On March 26, Saudi Arabia began a blitz of airstrikes on the Houthis targets in Yemen. The airstrikes were a culmination of festering tensions between the two countries over balancing the tangled interests of different ethnic and religious groups and restoring legitimacy of the Saudi-backed central government of Mansour Hadi in the wake of the ouster of the Yemeni’s long-serving president Abdel Saleh.
The airstrikes were reportedly in response to a request from the beleaguered president Mansour Hadi who had fled to Aden from the capital Sana after having been ousted by the Houthis in January 2015. Other trigger factor was Saudi perception of a spillover of the Houthis’ growing political power into Saudi Arabia which inhabits a large Shia population (Houthis’ stronghold is in the north which borders Saudi Arabia).
Besides rearranging the internal politics of Yemen in favour of Saudi-backed Hadi government, Saudi Arabia was also actuated by the larger aim of containing the growing influence of Iran.
The timing of the Saudi intervention is also significant. It has come at a time when Iran is inching closer to a deal on nuclear weapons with the major world powers. This analysis sees Saudi intervention as a powerful signal to the US and other major powers not to lean Iran’s way when it is already gaining ground in Syria and Iraq where its interests merge with the US interests.
The formation of Saudi-led Arab coalition — with some non-Arab countries corralled in — is also a long-term response to this development.

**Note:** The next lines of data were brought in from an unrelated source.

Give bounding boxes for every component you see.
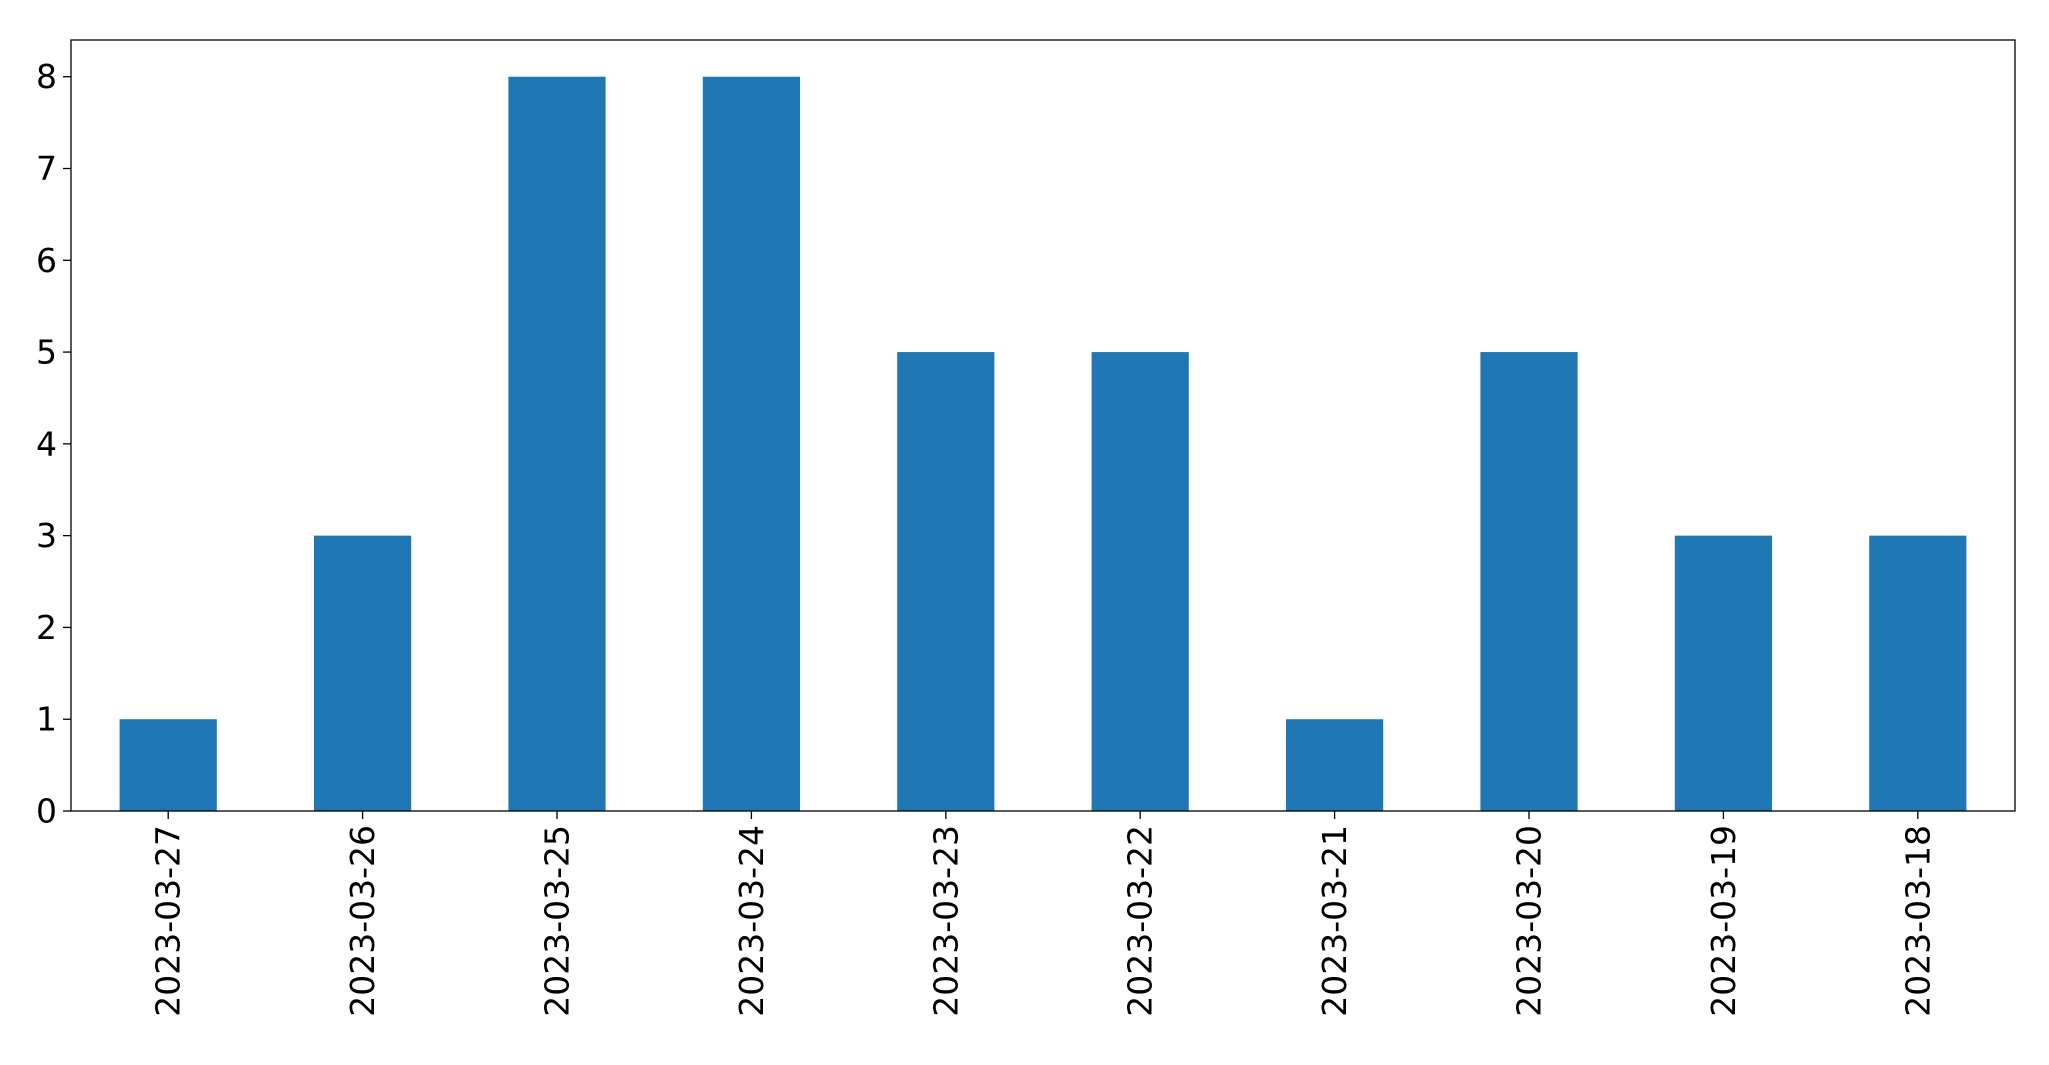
bar-2023-03-23	[897, 352, 995, 811]
x-tick-label: 2023-03-21	[1315, 825, 1354, 1017]
x-axis: 2023-03-27 2023-03-26 2023-03-25 2023-03-24…	[149, 811, 1937, 1017]
y-tick-label: 5	[36, 333, 57, 372]
bar-2023-03-26	[314, 535, 412, 811]
bar-2023-03-21	[1286, 719, 1384, 811]
plot-frame	[70, 39, 2016, 812]
bar-2023-03-24	[702, 76, 800, 811]
x-tick-label: 2023-03-25	[538, 825, 577, 1017]
bar-2023-03-20	[1480, 352, 1578, 811]
x-tick-label: 2023-03-23	[926, 825, 965, 1017]
bar-2023-03-19	[1674, 535, 1772, 811]
x-tick-label: 2023-03-27	[149, 825, 188, 1017]
x-tick-label: 2023-03-18	[1898, 825, 1937, 1017]
y-tick-label: 7	[36, 149, 57, 188]
bar-2023-03-27	[119, 719, 217, 811]
y-tick-label: 6	[36, 241, 57, 280]
bar-2023-03-18	[1869, 535, 1967, 811]
bars-layer	[119, 76, 1967, 811]
y-tick-label: 8	[36, 57, 57, 96]
bar-2023-03-22	[1091, 352, 1189, 811]
y-tick-label: 2	[36, 608, 57, 647]
bar-2023-03-25	[508, 76, 606, 811]
x-tick-label: 2023-03-24	[732, 825, 771, 1017]
y-tick-label: 4	[36, 424, 57, 463]
y-tick-label: 3	[36, 516, 57, 555]
y-tick-label: 1	[36, 700, 57, 739]
x-tick-label: 2023-03-22	[1121, 825, 1160, 1017]
y-tick-label: 0	[36, 792, 57, 831]
x-tick-label: 2023-03-19	[1704, 825, 1743, 1017]
x-tick-label: 2023-03-26	[343, 825, 382, 1017]
x-tick-label: 2023-03-20	[1510, 825, 1549, 1017]
y-axis: 0 1 2 3 4 5 6 7 8	[36, 57, 71, 831]
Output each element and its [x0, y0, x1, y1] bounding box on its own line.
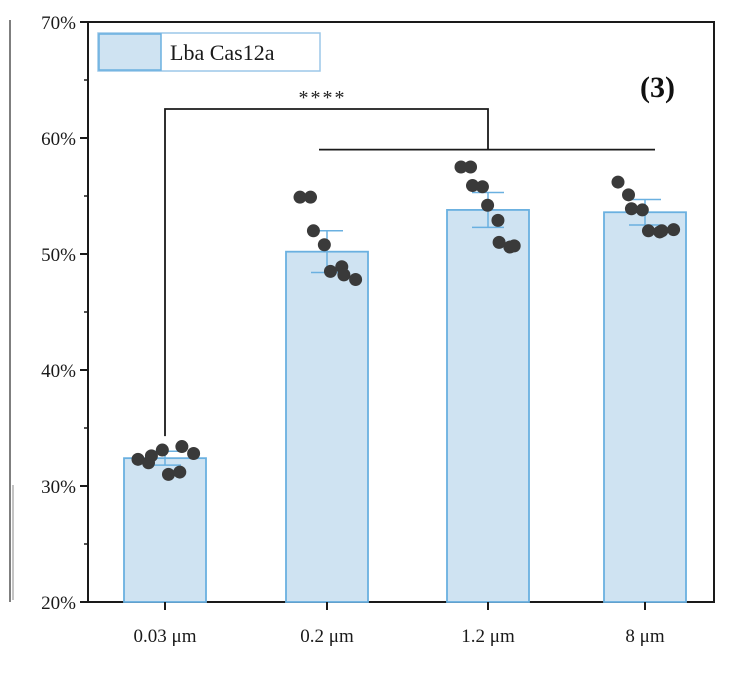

These developments feed into the narrative of the great Shia-Sunni antagonism shaping up in the Middle East. Yet most observers have downplayed the hype of Saudi intervention as being seen as larger the Shia-Sunni conflict on the basis that Iranian role in the rise of the Houthis’ is not as large and well-thought out as it is being made out to be.
The Houthi movement is an indigenous movement which has grown out of specific tribal, religious and ethnic politics of Yemen. The Houthis, Zaidi Shias, a variant of Shia Islam, have long ruled the northern part of Yemen backed by Saudi Arabia until the late 1960s. However, after the unification of Yemen, in 1990, the influence of Zaidi Shias declined. The rise of the Houthis in recent years is one response to this. (see my last article ) (To be hyperlinked)
The Saudi intervention marks a new high in regional tensions. The intervention highlights two facets of the rapidly changing situation in the region. One, Saudi Arabia is angling to take over the task of Arab coalition building which was previously reserved for the US. Two, Egypt has been pitched back at the heart of the Arab-Sunni block. This is evidenced in an immense largess being bestowed on Egypt for its leading role in the emerging anti-Iran Arab coalition. Three, with the formation of the Saudi-led coalition against Yemen, the Arab League has declared itself essentially a Sunni formation. This has implication not only for Shia and other religious minorities in Arab countries but also for the regional Shia-Sunni divide.
In its emergency meeting held in Egypt, the Arab League also agreed to the idea of putting together a joint Arab force to deal with the worsening situation in Yemen for the short term and in other Iran-influenced spots such as Syria and Iraq for the long term. As in the past, the idea of a joint Arab force was mooted by Egypt which was at the centre of such pan-Arab initiatives in the 1960s and 70.While the joint Arab force is being put together, Pakistan has been asked to contribute its troops to the Saudi military efforts in Yemen.
There are strong indications that if Saudi Arabia does not get an outcome favourable to its interests through airstrikes; the Saudi-led military coalition may land troops on the Yemeni soil. For this purpose Saudi Arabia has sought help from Arab countries in air support and ground troops.
While Turkey has extended only political and diplomatic support, Pakistan stands ready to commit its troops to the Saudi military invasion. In consequence of the Saudi request, the Yemen crisis has reached every home in Pakistan, so heightened is the concern due to the trapped Pakistanis in Yemen and its potential blowback on Sunni-Shia harmony in the country.
The concern has been further heightened by the government’s forked tongue statements on this emotive issue. The prime minister has declared that Pakistan is ready to shoulder the burden of preserving Saudi integrity. There are strong suspicions abroad that the Pakistani troops may already be engaged in the Saudi-led intervention or on the cusp of being committed and dispatched.
These suspicions have been further fanned by the Western and Arab media reports in the past week. While these reports have been denied by the Pakistani authorities, Pakistan’s previous history of deep military engagement with the Saudi government does not inspire confidence in the government statements of taking the nation into confidence before making the final decision (Pakistan aligned with Saudi Arabia in its early involvement in Yemen in the 1960s apart from Pakistan troop’s deployment in Saudi Arabia during the first invasion of Iraq and afterwards).
Moreover, the rentier and clientalist nature of the Pakistan state does not inspire the possibility of Pakistani ruling establishment staying neutral in this inter-Arab conflict. Inside Pakistan, however, the chorus of opposition to such a course of action is growing. Most political parties are opposed to Pakistan’s entanglement in an essentially Arab conflict. This opposition stems from two domestic concerns. One, Pakistan army is already heavily stretched out inside the country on multiple fronts. Second, our involvement, apart from further polarising Shia-Sunni divide in the country, would send a hostile signal to Iran which borders the restive province of Balochistan.
Plainly put, Pakistan cannot afford to activate yet another border hostility with another globally influential neighbour when most of our borders are already inflamed.
Most importantly, Yemen is a patchwork of complex ethnic, religious and regional tangles which boggle the minds of even the best of Arab strategists in the world. For Pakistan to walk into this fiendishly complex inferno would trap the country in a long term commitment from which the country would find it difficult to extricate. The fallout from such an ill-advised engagement can only lead to further destabilisation of the country.